Wannabe?

Guest   Sat Dec 15, 2007 12:24 am GMT
North Americans really are not picky about how foreigners speak English


noooooooo????
K. T.   Sat Dec 15, 2007 2:56 am GMT
We ARE picky in certain cases. Patients complain if nurses or Doctors or other healthcare personnel have foreign accents (all the time)...Sometimes the complaints are legitimate; sometimes they are not.

ESL teachers should speak clear English.

Emergency personnel should speak clear English. 911 operators...over-the-phone bankers.
Uriel   Sat Dec 15, 2007 7:21 pm GMT
<<Would you find it weird/wannabeish if a foreigner had an almost perfect American accent? (who didn't live in the country) >>

No. We would just think you had done a very good job at learning the language. I have met foreigners whose English and accent are so natural that I had no idea it wasn't their first language.
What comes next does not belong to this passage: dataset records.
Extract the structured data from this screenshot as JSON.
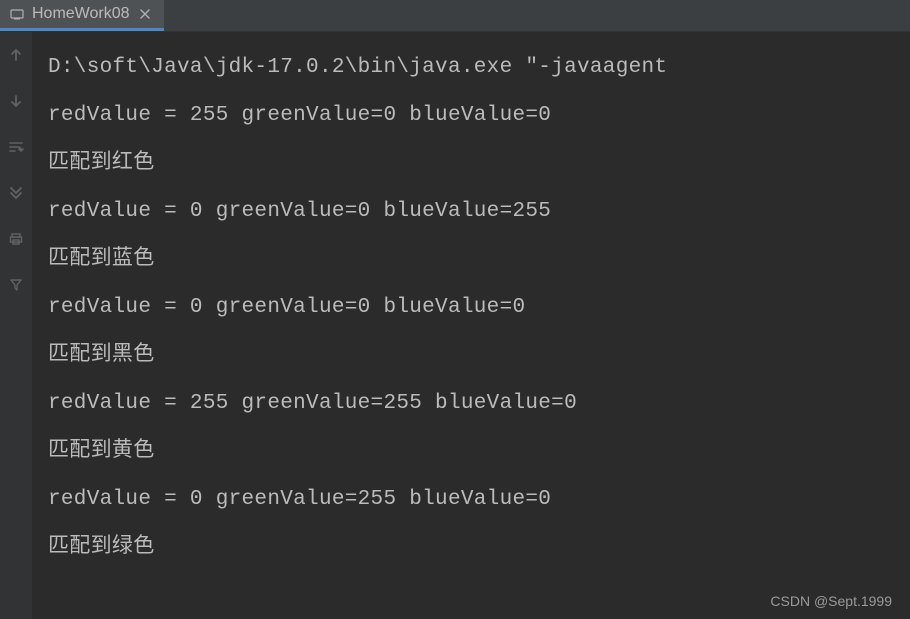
{
  "tab": {
    "title": "HomeWork08"
  },
  "console": {
    "lines": [
      "D:\\soft\\Java\\jdk-17.0.2\\bin\\java.exe \"-javaagent",
      "redValue = 255 greenValue=0 blueValue=0",
      "匹配到红色",
      "redValue = 0 greenValue=0 blueValue=255",
      "匹配到蓝色",
      "redValue = 0 greenValue=0 blueValue=0",
      "匹配到黑色",
      "redValue = 255 greenValue=255 blueValue=0",
      "匹配到黄色",
      "redValue = 0 greenValue=255 blueValue=0",
      "匹配到绿色"
    ]
  },
  "watermark": "CSDN @Sept.1999"
}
<<Would you find it weird if someone improved their English greatly from one time to another? >>

No -- you SHOULD be improving over time, after all! I think it's weirder when people seem to reach a "comfort level" and then STOP improving. My stepmother has done this -- so that now, when she makes the same grammatical mistakes she was making several years ago when she first moved here, it's actually more grating that she isn't trying harder. (Which is probably very unfair -- but there it is.) I think she has actually reached a psychological barrier in her own mind, because she was telling me last time I saw here that she now refuses to answer the phone, because she is unwilling to try to understand American accents. She attributes this to having learned British English, but since her accent doesn't even sound remotely British (it sounds very heavily German, if anything), I think this is really just an excuse she has rationalized in her own mind to deal with the daily frustration of living in a foreign country and having to speak an unfamiliar language.

<<What would your reaction be if you heard someone who had really good pronunciation but made a tiny grammar mistake every once in a while?>>

That's normal. No one expects perfection every time, and English grammar has so many eccentricities that it even trips native speakers up once in a while (I've gone back over sentences that just didn't sound right in my head trying to figure out if all the verbs and tenses really agree).